Настоятельница быстро вышла и через несколько минут вернулась, держа в руках небольшой стеклянный сосуд с желтоватой жидкостью.

— Аббат Годвин прописал, — сообщила она.

Керис возмутилась:

— А осмотреть Гвенду аббат не хочет?

— Разумеется, нет, — отрезала Сесилия. — Он священник и монах. Как же он будет смотреть роженицу?

— Podex, — презрительно бросила Суконщица, что на латыни означало «задница».

Монахиня сделала вид, что не расслышала, и встала на колени возле Гвенды.

— Выпей, дорогая.

Та выпила лекарство, но кровотечение не прекратилось. Молодая мать совсем побледнела и казалась еще слабее, чем сразу после родов. Только ребенок спокойно спал у нее на груди, все остальные были напуганы. Вулфрик то вставал, то садился. Старушка, чуть не плача, стирала кровь. Гвенда попросила пить, и Мэр дала ей кружку с элем. Керис отвела в сторону Юлию и прошептала:

— Она истечет кровью!

— Мы сделали что могли, — покачала та головой.

— Вы уже сталкивались с подобными случаями?

— Да, с тремя.

— И чем они кончились?

— Смертью рожениц.

Керис простонала:

— Но должен же быть какой-то выход!

— Она теперь в руках Божьих. Молись.

— Я про другое.

— Осторожнее со словами.

Девушка осеклась. Вовсе не хотела ссориться с такой доброй женщиной, как Юлия.

— Простите, сестра. Я вовсе не отрицаю силу молитвы.

— Надеюсь.

— Но и не намерена сдаваться.

— Что же ты можешь сделать?

— Увидите.

Керис выскочила из госпиталя, нетерпеливо проталкиваясь между посетителями ярмарки.
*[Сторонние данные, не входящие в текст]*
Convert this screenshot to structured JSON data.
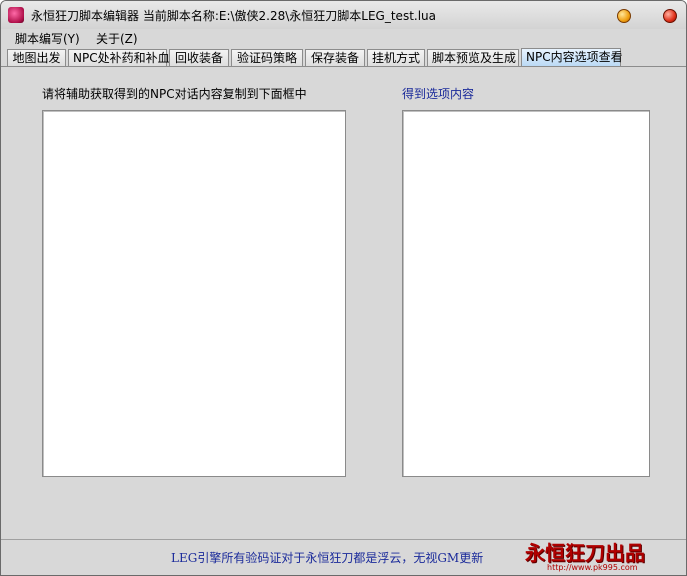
{
  "window": {
    "title": "永恒狂刀脚本编辑器    当前脚本名称:E:\\傲侠2.28\\永恒狂刀脚本LEG_test.lua"
  },
  "menu": {
    "items": [
      {
        "label": "脚本编写(Y)"
      },
      {
        "label": "关于(Z)"
      }
    ]
  },
  "tabs": [
    {
      "label": "地图出发",
      "active": false
    },
    {
      "label": "NPC处补药和补血",
      "active": false
    },
    {
      "label": "回收装备",
      "active": false
    },
    {
      "label": "验证码策略",
      "active": false
    },
    {
      "label": "保存装备",
      "active": false
    },
    {
      "label": "挂机方式",
      "active": false
    },
    {
      "label": "脚本预览及生成",
      "active": false
    },
    {
      "label": "NPC内容选项查看",
      "active": true
    }
  ],
  "panel": {
    "left_label": "请将辅助获取得到的NPC对话内容复制到下面框中",
    "right_label": "得到选项内容",
    "left_value": "",
    "right_value": ""
  },
  "footer": {
    "notice": "LEG引擎所有验码证对于永恒狂刀都是浮云，无视GM更新",
    "brand": "永恒狂刀出品",
    "brand_url": "http://www.pk995.com"
  },
  "colors": {
    "accent_text": "#1a2a9a",
    "brand_red": "#b00000",
    "active_tab": "#b8d8f4"
  }
}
Ей было странно, что люди могут покупать и продавать, когда в нескольких ярдах человек при смерти. Но нередко и сама она, узнав, что кому-то предстоят роды, желала женщине удачи и отправлялась по своим делам. Суконщица выбежала с территории аббатства и помчалась к дому Мэтти Знахарки. Постучав и открыв дверь, она с облегчением вздохнула: Мэтти дома.

— Гвенда родила, — выпалила она.

— Что не так? — тут же спросила Знахарка.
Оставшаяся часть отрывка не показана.